Pendant longtemps, ces perpétuelles hésitations, suivies de décisions subites, furent prises pour des feintes habiles. L’obscurité des vues passait pour une dissimulation savante, le silence de l’irrésolution pour de la profondeur. Froid et taciturne, l’empereur cachait ses doutes sous une apparence méditative. Il était de ces hommes qui par réflexion apprennent à tirer parti des défauts qu’ils ne peuvent corriger ; il semble même qu’il s’en soit fait un moyen de tenir sur le qui-vive la France et l’Europe, toujours inquiètes de projets qu’elles ne pouvaient deviner, et par là de toujours les occuper de sa personne. A la fin, le monde se lassait d’attendre l’exécution de ces grands desseins qui ne se montraient point. Les tâtonnemens devenaient trop fréquens, les contradictions trop graves pour ne point dessiller les yeux qui ne demeuraient pas volontairement fermés. Dans les dernières années, un homme qui devait être le chef de l’avant-dernier ministère de l’empire définissait cette politique d’oscillation systématique l’entêtement dans l’indécision[1]. Si au travers de ces ombres on distinguait encore quelque chose, c’étaient, selon l’expression d’un critique qui siégeait au sénat, des aspirations plutôt que des desseins, des visées plutôt qu’un but, des velléités au lieu de volontés[2].

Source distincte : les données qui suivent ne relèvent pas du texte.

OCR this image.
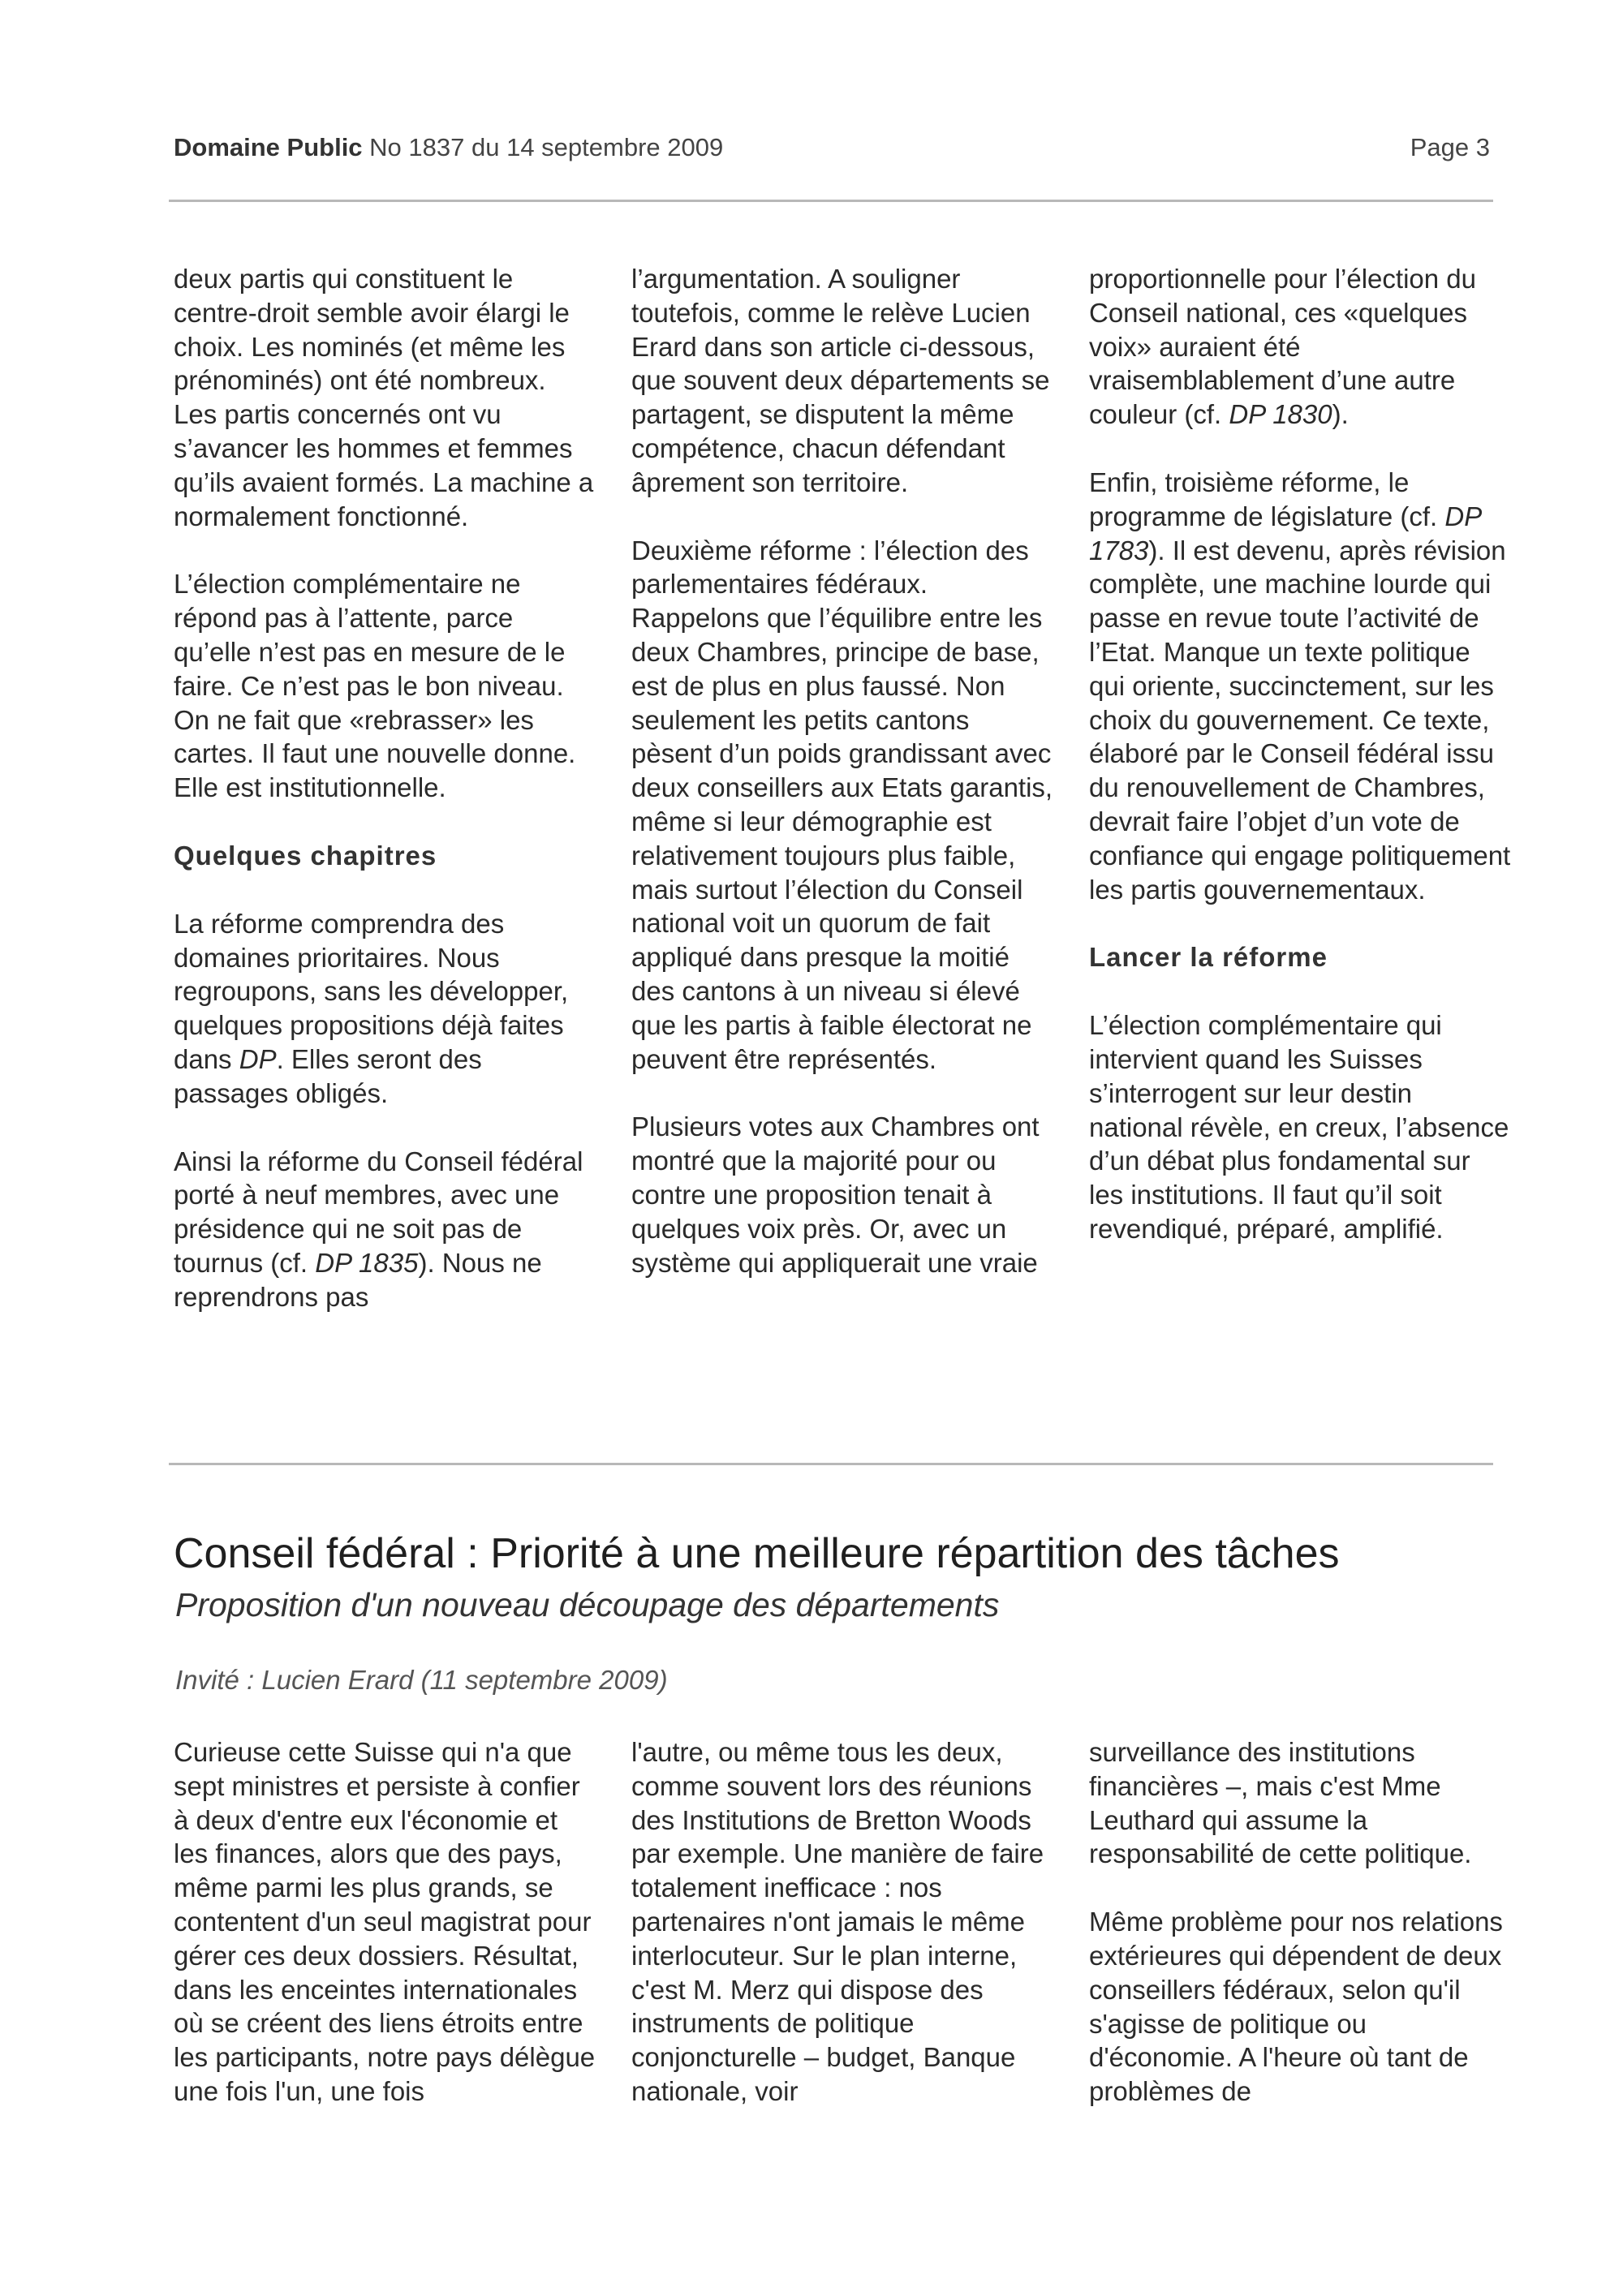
Domaine Public No 1837 du 14 septembre 2009	Page 3

deux partis qui constituent le centre-droit semble avoir élargi le choix. Les nominés (et même les prénominés) ont été nombreux. Les partis concernés ont vu s’avancer les hommes et femmes qu’ils avaient formés. La machine a normalement fonctionné.

L’élection complémentaire ne répond pas à l’attente, parce qu’elle n’est pas en mesure de le faire. Ce n’est pas le bon niveau. On ne fait que «rebrasser» les cartes. Il faut une nouvelle donne. Elle est institutionnelle.

Quelques chapitres

La réforme comprendra des domaines prioritaires. Nous regroupons, sans les développer, quelques propositions déjà faites dans DP. Elles seront des passages obligés.

Ainsi la réforme du Conseil fédéral porté à neuf membres, avec une présidence qui ne soit pas de tournus (cf. DP 1835). Nous ne reprendrons pas

l’argumentation. A souligner toutefois, comme le relève Lucien Erard dans son article ci-dessous, que souvent deux départements se partagent, se disputent la même compétence, chacun défendant âprement son territoire.

Deuxième réforme : l’élection des parlementaires fédéraux. Rappelons que l’équilibre entre les deux Chambres, principe de base, est de plus en plus faussé. Non seulement les petits cantons pèsent d’un poids grandissant avec deux conseillers aux Etats garantis, même si leur démographie est relativement toujours plus faible, mais surtout l’élection du Conseil national voit un quorum de fait appliqué dans presque la moitié des cantons à un niveau si élevé que les partis à faible électorat ne peuvent être représentés.

Plusieurs votes aux Chambres ont montré que la majorité pour ou contre une proposition tenait à quelques voix près. Or, avec un système qui appliquerait une vraie

proportionnelle pour l’élection du Conseil national, ces «quelques voix» auraient été vraisemblablement d’une autre couleur (cf. DP 1830).

Enfin, troisième réforme, le programme de législature (cf. DP 1783). Il est devenu, après révision complète, une machine lourde qui passe en revue toute l’activité de l’Etat. Manque un texte politique qui oriente, succinctement, sur les choix du gouvernement. Ce texte, élaboré par le Conseil fédéral issu du renouvellement de Chambres, devrait faire l’objet d’un vote de confiance qui engage politiquement les partis gouvernementaux.

Lancer la réforme

L’élection complémentaire qui intervient quand les Suisses s’interrogent sur leur destin national révèle, en creux, l’absence d’un débat plus fondamental sur les institutions. Il faut qu’il soit revendiqué, préparé, amplifié.

Conseil fédéral : Priorité à une meilleure répartition des tâches
Proposition d'un nouveau découpage des départements
Invité : Lucien Erard (11 septembre 2009)

Curieuse cette Suisse qui n'a que sept ministres et persiste à confier à deux d'entre eux l'économie et les finances, alors que des pays, même parmi les plus grands, se contentent d'un seul magistrat pour gérer ces deux dossiers. Résultat, dans les enceintes internationales où se créent des liens étroits entre les participants, notre pays délègue une fois l'un, une fois

l'autre, ou même tous les deux, comme souvent lors des réunions des Institutions de Bretton Woods par exemple. Une manière de faire totalement inefficace : nos partenaires n'ont jamais le même interlocuteur. Sur le plan interne, c'est M. Merz qui dispose des instruments de politique conjoncturelle – budget, Banque nationale, voir

surveillance des institutions financières –, mais c'est Mme Leuthard qui assume la responsabilité de cette politique.

Même problème pour nos relations extérieures qui dépendent de deux conseillers fédéraux, selon qu'il s'agisse de politique ou d'économie. A l'heure où tant de problèmes de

Par une perversion fréquente, quelques-unes des qualités de Napoléon III secondaient son défaut dominant, et, grâce à lui, devenaient une cause de plus d’erreur et de péril. Il était naturellement doué d’un certain esprit de modération, enclin à se tenir pour satisfait, au moins pour un temps, d’un demi-succès, au lieu de prétendre tout arracher à la fois à la fortune. Cette qualité le disposait à s’arrêter à moitié route, à se contenter de termes moyens qui avaient les inconvéniens sans les avantages d’une solution. Patient et habitué à compter sur le temps, auquel il devait beaucoup, il irritait, en la voulant contenir, l’impatience d’autrui. Il s’accommodait trop aisément du provisoire, et laissait volontiers à la fortune

  1. Discours de M. É. Ollivier dans la séance du corps législatif du 9 décembre 1867.
  2. M. Sainte-Beuve, dans un fragment écrit à propos de la Vie de César par Napoléon III. Nouvelles Causeries du lundi, t. XIII.